De door de arbeiders geleide revolutionaire beweging zou zich dus moeten richten op een democratisch kapitalisme. Dat leidde tot verraad. Het verzet tegen deze positie werd het best naar voor gebracht door de Marxist Workers Tendency in het ANC. Het is uit deze groep dat de actuele DSM is gegroeid.
Ik woonde zelf in Zuid-Afrika van 1977 tot 1982, in volle apartheid. Ik kwam er vorige maand voor het eerst terug op familiebezoek en was benieuwd naar de resultaten van de regering van ANC en SACP de afgelopen 14 jaar. Er is veel veranderd: zwarten en kleurlingen zie je overal op televisie en hoor je op de radio. Ze hebben jobs die voorheen verboden waren en wonen in sommige wijken waar dit voorheen ook niet kon.

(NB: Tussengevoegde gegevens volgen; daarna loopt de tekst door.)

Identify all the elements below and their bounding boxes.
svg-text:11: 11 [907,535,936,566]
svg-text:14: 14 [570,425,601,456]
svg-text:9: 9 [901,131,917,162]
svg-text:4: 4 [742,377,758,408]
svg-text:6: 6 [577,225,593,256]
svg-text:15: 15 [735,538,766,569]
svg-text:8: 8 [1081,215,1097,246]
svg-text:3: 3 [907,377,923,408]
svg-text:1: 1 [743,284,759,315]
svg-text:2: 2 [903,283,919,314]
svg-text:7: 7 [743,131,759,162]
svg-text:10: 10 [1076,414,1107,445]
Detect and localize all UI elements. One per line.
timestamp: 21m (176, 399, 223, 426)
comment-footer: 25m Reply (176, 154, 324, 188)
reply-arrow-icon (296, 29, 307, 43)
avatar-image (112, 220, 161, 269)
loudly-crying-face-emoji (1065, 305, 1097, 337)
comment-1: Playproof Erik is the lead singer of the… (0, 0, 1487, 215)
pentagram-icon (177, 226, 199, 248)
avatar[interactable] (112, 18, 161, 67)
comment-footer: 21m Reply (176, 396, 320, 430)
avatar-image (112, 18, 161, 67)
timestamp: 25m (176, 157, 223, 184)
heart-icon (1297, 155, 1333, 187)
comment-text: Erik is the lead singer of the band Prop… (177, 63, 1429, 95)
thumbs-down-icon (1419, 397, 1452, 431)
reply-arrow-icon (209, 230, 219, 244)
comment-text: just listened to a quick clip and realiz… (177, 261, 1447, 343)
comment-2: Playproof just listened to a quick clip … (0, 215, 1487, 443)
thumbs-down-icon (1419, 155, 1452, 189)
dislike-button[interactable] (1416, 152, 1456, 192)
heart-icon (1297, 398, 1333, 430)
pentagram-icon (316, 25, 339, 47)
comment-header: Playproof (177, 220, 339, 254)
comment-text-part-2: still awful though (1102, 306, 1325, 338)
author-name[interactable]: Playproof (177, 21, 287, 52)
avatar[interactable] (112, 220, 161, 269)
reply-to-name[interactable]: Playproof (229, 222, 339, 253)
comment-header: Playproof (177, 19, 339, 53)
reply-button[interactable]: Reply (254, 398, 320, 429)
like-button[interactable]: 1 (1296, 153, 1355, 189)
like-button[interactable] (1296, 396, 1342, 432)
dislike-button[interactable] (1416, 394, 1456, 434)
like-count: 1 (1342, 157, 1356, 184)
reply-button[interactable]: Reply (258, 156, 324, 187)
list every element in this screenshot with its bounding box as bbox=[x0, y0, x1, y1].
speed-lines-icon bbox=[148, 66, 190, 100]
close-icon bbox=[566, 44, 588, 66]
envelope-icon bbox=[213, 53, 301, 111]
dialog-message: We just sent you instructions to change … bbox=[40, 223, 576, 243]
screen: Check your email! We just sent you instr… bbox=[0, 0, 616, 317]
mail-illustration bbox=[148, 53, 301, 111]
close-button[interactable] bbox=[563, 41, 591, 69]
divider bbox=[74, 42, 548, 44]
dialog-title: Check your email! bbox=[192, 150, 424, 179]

Dit is een nieuw land waar je het zelfvertrouwen dat voorkomt uit een revolutionaire beweging (zelfs met grote beperkingen) duidelijk wordt. Zelfs blanken beweren nu dat ze Mandela als voorbeeld hebben. Die steun voor Mandela onder blanken verraste me, toen ik in Zuid-Afrika woonde als blanke tiener werd me verteld dat Mandela een terrorist en communist was. Wellicht vond een groot deel van de blanke elite het aanvankelijk ongeloofwaardig dat die boze Mandela en het ANC effectief aan de macht kwamen, maar de massa’s toen opriepen om de villa’s en de rijkdom van de elite onaangeroerd te laten.
Dit land is niet op een zelfde niveau achterop geraakt als Zimbabwe. De lage intrestvoeten hebben leningen aangemoedigd, wat heeft geleid tot een opgang van de consumptie. Dat heeft het sociale gewicht van de arbeidersklasse versterkt en het gaf de werknemers in de openbare diensten het vertrouwen om vorig jaar een algemene staking op te zetten.

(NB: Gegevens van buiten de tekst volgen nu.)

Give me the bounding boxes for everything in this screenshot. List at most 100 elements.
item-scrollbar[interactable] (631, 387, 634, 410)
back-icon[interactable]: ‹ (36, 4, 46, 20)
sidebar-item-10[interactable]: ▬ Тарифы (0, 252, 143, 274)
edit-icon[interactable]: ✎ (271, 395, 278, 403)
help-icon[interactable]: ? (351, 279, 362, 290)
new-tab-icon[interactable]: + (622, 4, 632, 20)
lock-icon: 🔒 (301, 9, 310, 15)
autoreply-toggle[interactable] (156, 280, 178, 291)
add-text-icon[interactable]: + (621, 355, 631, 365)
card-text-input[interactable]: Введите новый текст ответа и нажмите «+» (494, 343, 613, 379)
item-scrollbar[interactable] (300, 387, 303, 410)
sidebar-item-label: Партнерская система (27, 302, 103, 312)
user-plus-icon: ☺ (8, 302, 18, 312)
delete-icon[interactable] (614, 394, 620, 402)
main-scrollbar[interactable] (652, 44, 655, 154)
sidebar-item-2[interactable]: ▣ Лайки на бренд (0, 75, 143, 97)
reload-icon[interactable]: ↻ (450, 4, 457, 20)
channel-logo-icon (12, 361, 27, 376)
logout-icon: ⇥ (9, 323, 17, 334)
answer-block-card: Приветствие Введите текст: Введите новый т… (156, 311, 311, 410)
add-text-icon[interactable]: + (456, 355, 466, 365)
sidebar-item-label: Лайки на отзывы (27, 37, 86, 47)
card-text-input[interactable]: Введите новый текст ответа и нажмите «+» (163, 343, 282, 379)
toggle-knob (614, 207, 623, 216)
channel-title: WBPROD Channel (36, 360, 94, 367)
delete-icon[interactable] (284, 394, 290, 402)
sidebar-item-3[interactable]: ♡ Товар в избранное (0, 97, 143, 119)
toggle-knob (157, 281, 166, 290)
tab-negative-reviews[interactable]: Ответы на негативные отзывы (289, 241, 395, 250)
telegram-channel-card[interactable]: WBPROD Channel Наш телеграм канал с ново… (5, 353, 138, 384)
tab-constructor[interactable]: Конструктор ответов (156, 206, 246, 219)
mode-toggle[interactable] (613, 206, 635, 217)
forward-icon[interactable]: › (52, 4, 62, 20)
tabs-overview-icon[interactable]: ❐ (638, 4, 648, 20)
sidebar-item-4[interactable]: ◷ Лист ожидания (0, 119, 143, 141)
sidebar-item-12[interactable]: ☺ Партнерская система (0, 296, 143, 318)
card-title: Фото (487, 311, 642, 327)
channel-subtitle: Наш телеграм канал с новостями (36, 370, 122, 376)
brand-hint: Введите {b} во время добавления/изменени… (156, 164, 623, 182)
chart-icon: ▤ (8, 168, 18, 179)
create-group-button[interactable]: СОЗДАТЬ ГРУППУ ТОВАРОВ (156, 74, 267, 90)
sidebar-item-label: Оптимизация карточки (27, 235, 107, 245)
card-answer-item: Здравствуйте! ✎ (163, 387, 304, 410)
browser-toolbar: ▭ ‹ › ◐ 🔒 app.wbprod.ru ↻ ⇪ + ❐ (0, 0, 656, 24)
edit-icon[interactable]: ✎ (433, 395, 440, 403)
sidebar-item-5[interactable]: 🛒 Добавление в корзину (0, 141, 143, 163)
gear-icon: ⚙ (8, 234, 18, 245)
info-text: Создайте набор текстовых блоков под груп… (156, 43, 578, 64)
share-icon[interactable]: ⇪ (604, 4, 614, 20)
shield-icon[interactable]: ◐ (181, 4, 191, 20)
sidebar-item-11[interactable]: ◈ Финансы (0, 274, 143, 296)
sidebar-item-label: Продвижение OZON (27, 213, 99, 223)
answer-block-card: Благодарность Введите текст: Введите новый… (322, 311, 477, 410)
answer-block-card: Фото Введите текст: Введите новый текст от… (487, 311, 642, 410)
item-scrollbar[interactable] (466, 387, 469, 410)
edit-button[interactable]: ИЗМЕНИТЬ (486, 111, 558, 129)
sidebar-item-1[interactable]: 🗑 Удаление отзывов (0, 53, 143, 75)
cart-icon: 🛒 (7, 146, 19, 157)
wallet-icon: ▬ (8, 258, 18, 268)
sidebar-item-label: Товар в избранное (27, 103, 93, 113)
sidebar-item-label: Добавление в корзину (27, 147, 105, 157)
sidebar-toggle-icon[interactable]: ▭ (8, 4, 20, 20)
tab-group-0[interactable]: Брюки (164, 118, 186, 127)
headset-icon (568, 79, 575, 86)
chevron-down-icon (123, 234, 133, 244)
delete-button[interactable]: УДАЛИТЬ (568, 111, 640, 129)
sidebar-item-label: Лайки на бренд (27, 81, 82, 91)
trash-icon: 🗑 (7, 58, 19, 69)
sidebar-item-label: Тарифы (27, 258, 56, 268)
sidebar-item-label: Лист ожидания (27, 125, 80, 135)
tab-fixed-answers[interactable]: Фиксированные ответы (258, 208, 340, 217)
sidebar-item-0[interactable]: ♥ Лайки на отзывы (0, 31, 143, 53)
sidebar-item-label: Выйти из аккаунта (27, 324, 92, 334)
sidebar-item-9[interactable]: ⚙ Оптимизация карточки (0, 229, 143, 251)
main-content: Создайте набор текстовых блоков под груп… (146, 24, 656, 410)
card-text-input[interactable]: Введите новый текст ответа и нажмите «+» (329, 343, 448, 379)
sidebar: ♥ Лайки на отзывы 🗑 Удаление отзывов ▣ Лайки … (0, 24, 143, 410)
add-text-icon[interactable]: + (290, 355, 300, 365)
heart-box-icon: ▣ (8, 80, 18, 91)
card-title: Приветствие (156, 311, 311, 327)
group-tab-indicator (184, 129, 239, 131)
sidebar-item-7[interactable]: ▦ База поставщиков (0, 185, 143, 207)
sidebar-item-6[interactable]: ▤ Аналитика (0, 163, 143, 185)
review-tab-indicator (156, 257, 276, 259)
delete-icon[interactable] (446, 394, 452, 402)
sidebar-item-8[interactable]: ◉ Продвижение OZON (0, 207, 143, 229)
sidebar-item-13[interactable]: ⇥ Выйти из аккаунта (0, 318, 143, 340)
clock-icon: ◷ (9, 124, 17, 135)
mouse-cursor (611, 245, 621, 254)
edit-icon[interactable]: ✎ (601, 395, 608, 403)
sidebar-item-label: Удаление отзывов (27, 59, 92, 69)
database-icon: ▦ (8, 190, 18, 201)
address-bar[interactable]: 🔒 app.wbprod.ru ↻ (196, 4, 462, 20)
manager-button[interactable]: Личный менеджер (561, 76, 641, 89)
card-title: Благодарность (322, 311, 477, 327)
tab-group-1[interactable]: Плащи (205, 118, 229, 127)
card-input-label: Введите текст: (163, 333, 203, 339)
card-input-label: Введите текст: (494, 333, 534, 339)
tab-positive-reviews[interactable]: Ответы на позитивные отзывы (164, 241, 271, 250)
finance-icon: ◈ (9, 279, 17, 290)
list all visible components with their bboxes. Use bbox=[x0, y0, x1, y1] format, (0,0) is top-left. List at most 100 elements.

Er is echter veel dat niet veranderde na de omverwerping van de apartheid. De sloppenwijken hebben hier en daar wel aansluiting op het elektriciteitsnet gekregen, maar er blijven in alle steden sloppenwijken. Er zijn zwarte bedelaars bij zowat ieder verkeerslicht. Het zijn vooral blanken die gaan eten in de dure restaurants waar ze bijna exclusief door zwarten worden bediend. Er is een breed verspreide criminaliteit en de veiligheidsindustrie is bijzonder groot.
De witte voorwijken blijven grotendeels blank. Het onderwijs en de gezondheidszorg kennen niet langer een politieke apartheid, maar er blijft een vorm van economische apartheid. Dit zien we ook in bepaalde wijken in grote steden in het Westen, maar het is nog veel meer uitgesproken aanwezig in Zuid-Afrika.
De corruptie neemt sterk toe onder de leidinggevende lagen van het nieuwe Zuid-Afrika, zowel in de regering als het staatsapparaat. Verschillende vleugels van het ANC proberen de verschillende delen van de staatsmachine te gebruiken om hun doelstellingen te verwezenlijken. Het zijn nog steeds de blanke kapitalisten die de economie domineren, waardoor de opkomende zwarte elite meer de toevlucht zoekt tot corruptie. Dat leidt tot woede en cynisme onder de zwarten en het versterkt het racisme onder de blanken. De gekleurde minderheid speelde een sleutelrol naast de zwarte meerderheid in de strijd tegen het apartheidsregime. Deze minderheid voelt zich nu in de steek gelaten. Ze lachen cynisch: “We waren niet blank genoeg onder de apartheid, nu zijn we niet zwart genoeg”.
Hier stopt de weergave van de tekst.